Monsieur,
C’est avec affliction que j’ai découvert, à l’écoute de votre émission « Réplique », de ce jour, sur France-Culture, l’ambiguïté de votre position face à la torture tauromachique.
Désormais, je ne pourrai plus vous écouter avec cet intérêt et sympathie que suscitaient vos réflexions et analyses, parfois en échos avec les miennes, parfois en divergences mais toujours utiles.
Désormais, un fossé plein de sang et d’horreurs nous sépare.
Vous illustrez ces trahisons des clercs qui dans le passé, amenèrent trop d’intellectuels, de philosophes, d’écrivains, de scientifiques à accepter, voire à soutenir avec ardeur, HITLER, STALINE, MAO et consorts.
Bien sûr, la corrida ne torture jamais qu’un taureau, diront ceux qui refusent de réfléchir, ne serait-ce qu’un instant, sur la notion d’animal.

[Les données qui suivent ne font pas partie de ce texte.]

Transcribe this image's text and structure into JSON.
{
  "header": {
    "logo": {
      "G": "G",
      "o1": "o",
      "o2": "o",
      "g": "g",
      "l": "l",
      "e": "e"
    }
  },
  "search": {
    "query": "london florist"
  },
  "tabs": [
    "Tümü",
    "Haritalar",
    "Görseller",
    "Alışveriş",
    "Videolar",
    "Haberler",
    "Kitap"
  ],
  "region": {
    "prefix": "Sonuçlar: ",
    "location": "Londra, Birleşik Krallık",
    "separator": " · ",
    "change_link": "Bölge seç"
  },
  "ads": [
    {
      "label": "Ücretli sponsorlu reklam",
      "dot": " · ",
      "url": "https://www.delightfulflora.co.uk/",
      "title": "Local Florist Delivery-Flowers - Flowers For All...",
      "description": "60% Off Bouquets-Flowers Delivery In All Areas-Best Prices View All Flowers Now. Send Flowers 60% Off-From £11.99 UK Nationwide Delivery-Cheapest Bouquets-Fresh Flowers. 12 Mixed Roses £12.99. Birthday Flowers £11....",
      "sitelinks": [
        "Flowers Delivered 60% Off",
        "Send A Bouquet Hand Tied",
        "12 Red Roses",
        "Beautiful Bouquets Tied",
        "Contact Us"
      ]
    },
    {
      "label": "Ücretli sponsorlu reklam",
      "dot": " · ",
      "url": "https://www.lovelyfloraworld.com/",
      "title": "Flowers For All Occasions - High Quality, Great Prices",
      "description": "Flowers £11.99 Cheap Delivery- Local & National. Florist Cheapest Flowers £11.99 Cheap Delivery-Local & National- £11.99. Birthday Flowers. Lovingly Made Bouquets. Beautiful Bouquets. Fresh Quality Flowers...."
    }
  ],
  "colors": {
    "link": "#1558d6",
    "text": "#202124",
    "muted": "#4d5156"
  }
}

L’anatomie, la physiologie comparées des siècles passés auraient déjà dû prévenir les hommes et leur révéler l’unité profonde du vivant.
La génétique, la paléontologie contemporaines, la science de l’évolution confirment cette unité.
Un animal, doté d’un cortex, d’une moelle épinière, de circuits nerveux très voisins des nôtres éprouve la douleur et le stress.
Or, une corrida n’est qu’un spectacle répugnant de torture d’un herbivore préalablement maltraité, avant son entrée dans l’arène, pour en affaiblir les capacités physiques.
Il est grotesque d’entendre un philosophe invoquer les grands auteurs grecs et pourquoi pas parler latin pour masquer les faits et l’abjection d’un crime moral.
Un art, un sport, un rite, un combat la corrida ?
Non, ce n’est que la torture et la mise à mort publique d’un animal supplicié.
Votre invité, professeur de philosophie, discourut sur les « vertus aristocratiques » véhiculées par ce spectacle.
Certes, ces vertus existent, sans d’ailleurs se manifester dans la corrida, et nous les connaissons.
Ce sont les vertus de la SS aux poings de fer, celles du courage de tuer et de torturer, car, indéniablement, il faut du courage pour se muer en tortionnaire.
Mais, ces vertus-là ne font pas l’homme.
Elles l’abrutissent, l’anesthésient, le privent de l’essentiel : sa capacité d’empathie.
Je dis qu’elles sont absentes de la corrida, spectacle truqué car le torero n’encourt guère plus de risques d’être blessés qu’un cycliste traversant PARIS.
Les accidents surviennent très rarement et les tueurs de taureaux sont des héros de foires.
Leur courage ne tient qu’à l’abaissement du sens moral leur permettant de faire le mal.
Aussi, est-ce avec regret que j’ai observé votre absence de sursaut d’indignation face à une activité qui en torturant l’animal avilit l’homme.
Je vous avais pourtant entendu, lors d’une précédente émission, exprimer votre sympathie pour les vaches.
Alors, refusant de désespérer, je vous adresse l’assurance de mes salutations.